Не могу вынести пластмассовый привкус ее губ на своих или то, как она хнычет, словно этот крошечный контак заводит ее, заставляя терять самообладание. Хотя я чертовски хорошо знаю, что это не так.

Кто-то вмешивается.

— О, похоже, вам двоим весело.

Себастьян, ублюдок, стоит с улыбкой на лице. Улыбка мягкая, почти ласковая, с какой я никогда его не видел. Это тревожит больше, чем что-либо еще сегодняшним вечером. Что происходит?

— А кто эта голубка?

Голубка? Я ничего не могу с собой поделать. Смотрю с изумлением, когда она опускается на пятки и таращится на него. Из нас двоих он выглядит привлекательнее. Шелковистые каштановые кудри, ярко-зеленые глаза. А еще он более брутальный, хотя она об этом и не подозревает.

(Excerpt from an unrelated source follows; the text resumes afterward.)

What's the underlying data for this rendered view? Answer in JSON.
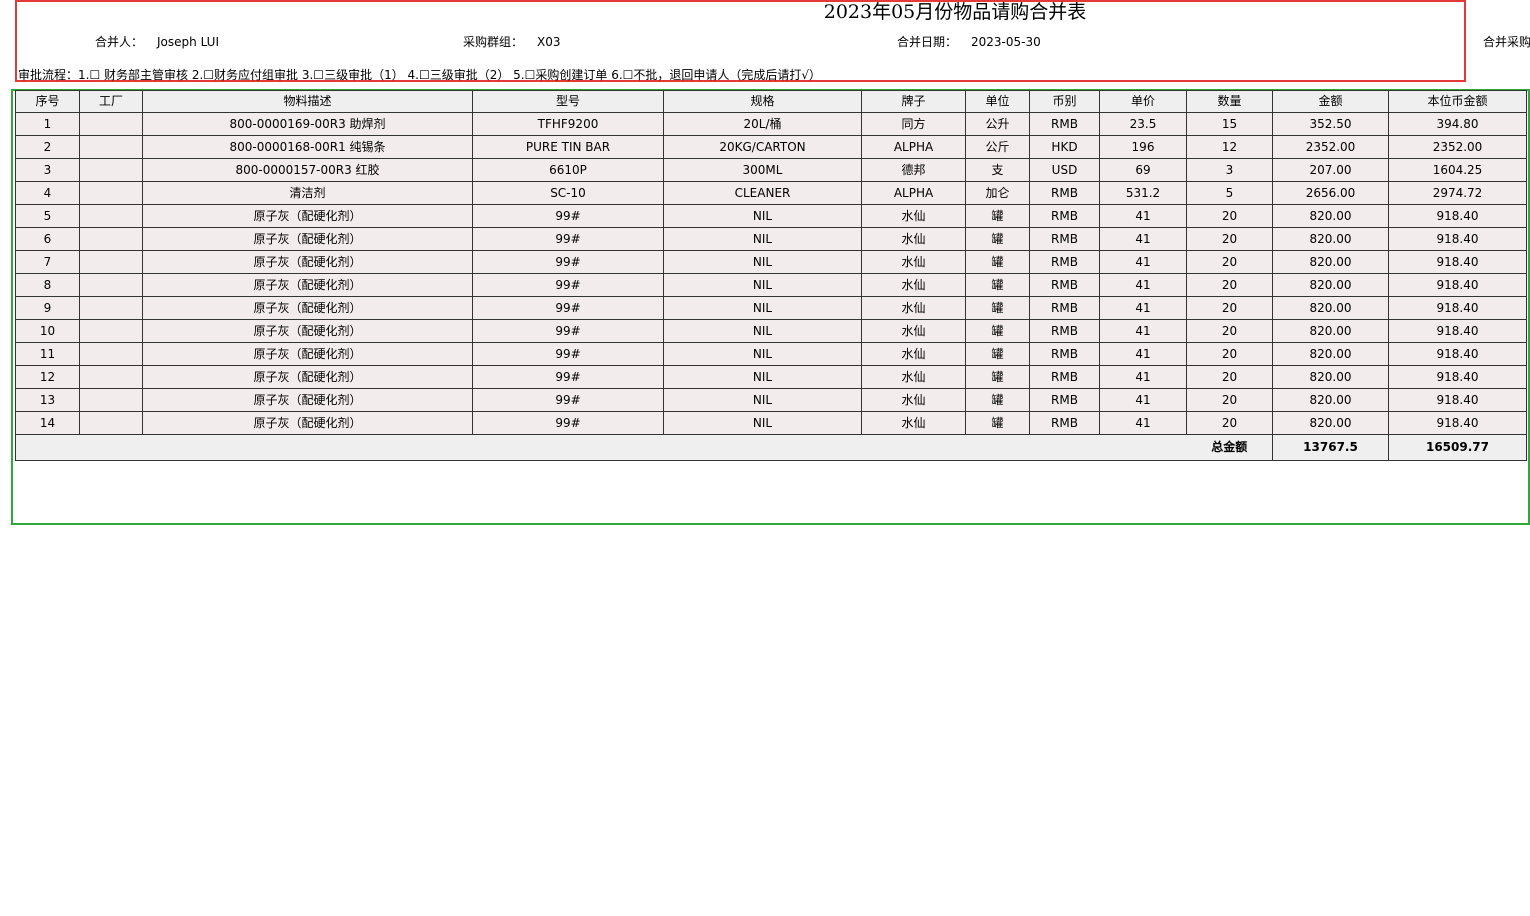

Он наклоняется и целует ее руку.

— Я Себастьян. А ты кто?

Она хихикает. Хихикает, черт возьми.

— Спенсер, э-э, Спенсер, да.

Ну, что ж, блин. Думаю, если он собирается меня спасти, я не могу вести себя с ним как придурок. Он смотрит на меня и снова улыбается этой дурацкой ухмылкой, и я не могу не улыбнуться в ответ, потому что у него чертовски тупой вид. В мгновение ока он снова переключает свое внимание на нее.

— И что ты делаешь, танцуя с этим негодяем, Спенсер? Разве тебе не говорили, что если ты собираешься встречаться с парнем из Милл, то это должен быть я, или, хотя бы… — Он постукивает себя по подбородку, словно размышляя. — Красивее только Ли.

Она снова хихикает, и он указывает на Ли, который все еще дуется в углу.

— Может, пойдем подбодрим его, что думаешь? Похоже, ему не помешало бы пропустить стаканчик-другой.

Она возвращает свое внимание ко мне, ее тело становится более расслабленным.

— Он твой друг?

Теперь моя улыбка искренняя, а не фальшивая.

— Да, думаю, так оно и есть.

Она следует за Себастьяном в другой конец зала, и впервые за весь вечер чувствую, что могу дышать.

Ли напрягается, когда они приближаются, но расслабляется, когда Себастьян явно поддразнивает и его, и девушку. Я поворачиваюсь, намереваясь выпить еще одну гребаную порцию, но земля уходит из-под ног. Мой взгляд сталкивается с другой парой красивых зеленых глаз.

Бел.

Она стоит за барной стойкой с широко раскрытыми глазами, лицо бледное, как у призрака. Судя по убитому горем выражению лица, она не пропустила ни минуты из того, что произошло, включая тот поцелуй.

Глава 32

БЕЛ

Мое тело словно заледенело изнутри. Поднос в руке дрожит и грозит опрокинуться, поэтому я инстинктивно задвигаю его за стойку, в то время как остальная часть меня остается на месте, уставившись на Дрю поверх высокой барной стойки.

Он шепчет мое имя, и это разрушает чары, позволяя пошевелить ногами и отступить на шаг.

Его глаза не отрываются от моих, рука поднимается, словно он может дотянуться до меня, хотя нас разделяет несколько футов. В комнате больше никого нет, и эта мысль пугает меня. Я вижу только его, и в голове проносятся кадры, как она целует его, прикасается к нему.

Что, черт возьми, происходит?

Бармен отодвигает мой поднос.

— Какого черта ты делаешь? Здешние начинают нервничать. Пошевеливайся. — Жесткий край подноса ударяет меня в грудь.

Я принимаю его и смотрю на крупного бармена лет сорока, будто он говорит на другом языке.

— Что?

— Возьми эти напитки и иди. Возвращайся, когда понадобится еще. Ты задерживаешь меня с заказами.